Money for Klamath dam removal included in California water bill
November 04, 2009View full sizeA massive water bill approved by the California legislature includes $250 million dollars for removing four private dams on the Klamath River.
That amount represents the bulk of California's tab for a multiparty agreement to tear out the dams to improve conditions for federally protected fish.
The dam agreement -- which involves Oregon, California, the federal government, the dam's owners, tribes, farmers and environmentalists -- is one part of a larger plan to balance competing claims on limited water and resources in the often fractious Klamath Basin.
Groups in the basin, which stretches from southern Oregon to northern California, have been working for years to reach an agreement to share water, protect salmon and preserve agriculture.
The deal they have come up with, called the Klamath Basin Restoration Agreement, is tied to the removal of four power-producing dams on the Klamath owned by the Portland-based utility PacifiCorp.

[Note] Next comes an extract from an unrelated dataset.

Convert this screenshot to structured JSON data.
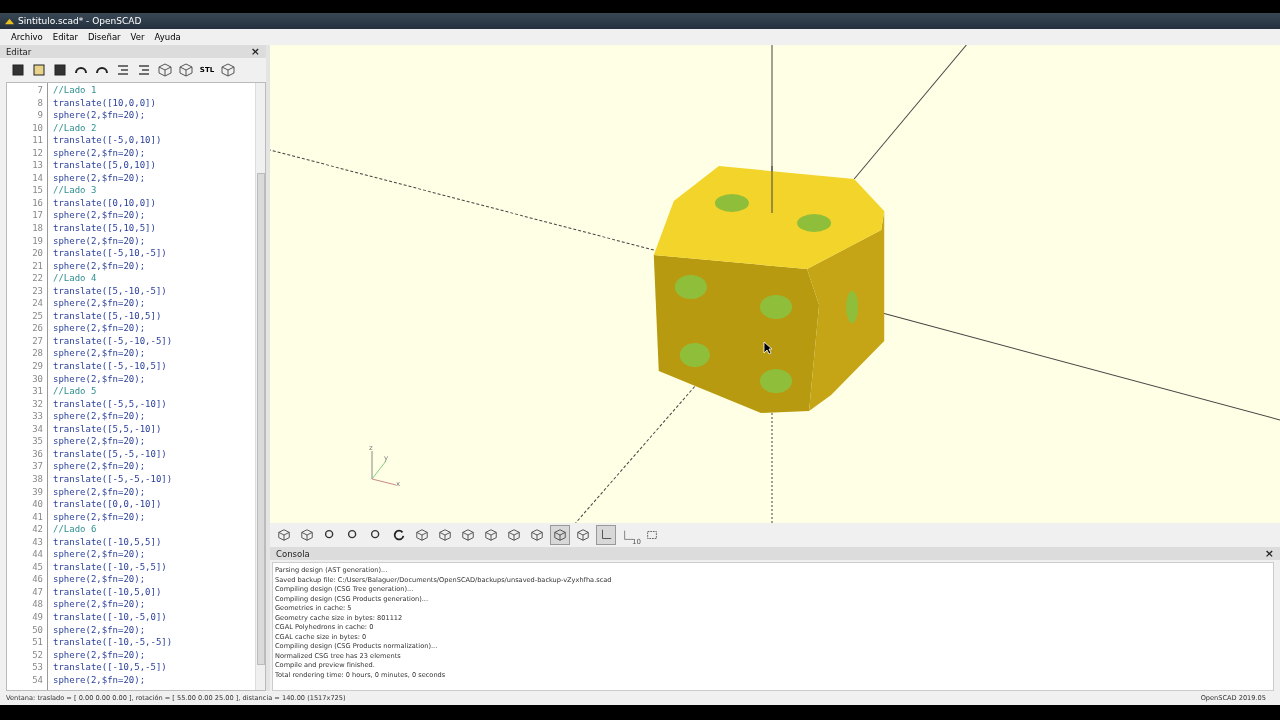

Some groups involved in the negotiations have left or been kicked out because of concerns that the deal doesn't do enough to protect endangered fish or guarantee water deliveries for some farms in the upper basin.
But the agreement continues to gain political momentum.
A bill that would allow PacifiCorp to charge its Oregon ratepayers a surcharge to raise $180 million for dam removal was signed by Gov. Ted Kulongoski this year.
In any case, dam removal is still more than a decade away. Also under the terms of the agreement, the Interior Secretary must decide dam removal is in the public's interest, and Congress will need to vote on funding the basin-wide agreement.